Often referred to as an online trade show, LinkedIn is the best social networking site for companies selling products or services to other businesses. And one of the most powerful features within LinkedIn are groups.
At last count there are over 1.5 million groups on LinkedIn, in every niche imaginable from groups for alumni of post-secondary institutions or corporate employers, groups for conference attendees, groups for networking in specific geographic locations and groups for associations.
Successful groups provide an opportunity to nurture existing business relationships or build new ones. Joining groups allows you to show case your expertise by seeding thoughtful discussions and participating in those started by others.
With so many opportunities available via LinkedIn groups, is starting a group a good idea for B2B companies? It really depends on your current level of participation on LinkedIn, the amount of time and effort you are willing to put into nurturing your group, your objectives, and whether or not you can find a unique niche to interest your target audience.
If you are considering starting a LinkedIn group for your company here are four questions to ask before you take the plunge.
#1 Is your company using LinkedIn to its full advantage?
Are your executive profiles 100% complete? Do you have a company page where you announce corporate news and events, post product and services information, share content, and list job postings? Is your sales team already active in relevant LinkedIn groups?
If the answers are yes, it may be time to start a LinkedIn group. However, if you have not yet taken care of the LinkedIn basics, definitely do those first.
#2 What is your goal in starting a LinkedIn group?
There are many benefits to starting a LinkedIn group. It will help position your company as an expert, build your network, and introduce you to business opportunities with new customers, as well as with strategic alliances.
It is a mistake to start a LinkedIn group to promote your product or service. When you manage a successful LinkedIn group, members will automatically see you as a thought leader. But in order run a successful group you need to provide members with useful information.
Your company can use your LinkedIn group as a lead generation tool, but only if you are following inbound marketing best practices. Potential clients are looking for solutions to help solve their business challenges, not a product pitch.
When you manage a group you have access to the “announcement feature,” giving you the opportunity to email group members a maximum of once per week. It is best used when you have some sort of “event” to share, such as an educational webinar or a new eBook.
Useful information encourages group members to visit your website and become qualified leads when they download offers in exchange for providing their contact details.
If your company runs a conference, an off-line networking group or a training course, starting a LinkedIn group helps you stay in touch with attendees and encourages them to keep in touch with one another.
#3 How much time can you commit to a LinkedIn group?
Engaging with others on any social media platform is hard work and running your own LinkedIn group is no different. Time and effort are required to build your group membership.
Once people join, you need to ask questions, respond to group member’s comments and moderate discussions started by others. It is critical group members do not abuse your rules and spam others or your LinkedIn group will soon fail.
Who will manage your LinkedIn group? Is there a team who can divide the responsibilities?
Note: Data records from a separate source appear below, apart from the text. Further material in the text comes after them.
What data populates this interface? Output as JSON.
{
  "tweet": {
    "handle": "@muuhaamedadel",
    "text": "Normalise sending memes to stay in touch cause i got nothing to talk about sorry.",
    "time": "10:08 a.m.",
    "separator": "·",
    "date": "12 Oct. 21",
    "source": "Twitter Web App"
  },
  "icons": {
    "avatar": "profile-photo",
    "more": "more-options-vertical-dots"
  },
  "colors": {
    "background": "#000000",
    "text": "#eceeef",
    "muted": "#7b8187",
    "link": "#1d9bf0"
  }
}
Be realistic—does your company have the bandwidth to start and actively maintain a LinkedIn group of its own?
#4 What is the niche for your LinkedIn group?
To find the right niche for your group, start by researching existing groups. Consider the groups where your own team interacts frequently. What do they like about that LinkedIn group? Are there elements you could replicate in a LinkedIn group of your own? Are there groups they joined, but in which they eventually lost interest? There are lessons to be learned from unsuccessful groups with little interaction.
According to this Backbone article on How to run a successful LinkedIn group, it is not essential to completely reinvent the wheel when determining your niche. One marketing company based in Kitchener, Canada built Social Media Marketing Canada inspired by the success of the international group, Social Media Marketing. They used the Canadian group to “offer resources and information while generating conversations amongst social media experts.”
Do not lose sight of the fact there are many other opportunities competing for the attention of your group members. Their activity will drop off if your community does not offer them something worthwhile and unique.
Only you can decide if starting a LinkedIn group will benefit your organization. Before you start, make sure your company is already taking advantage of LinkedIn’s features, has a reasonable goal, can dedicate the necessary resources, and understands the member benefits for those who join.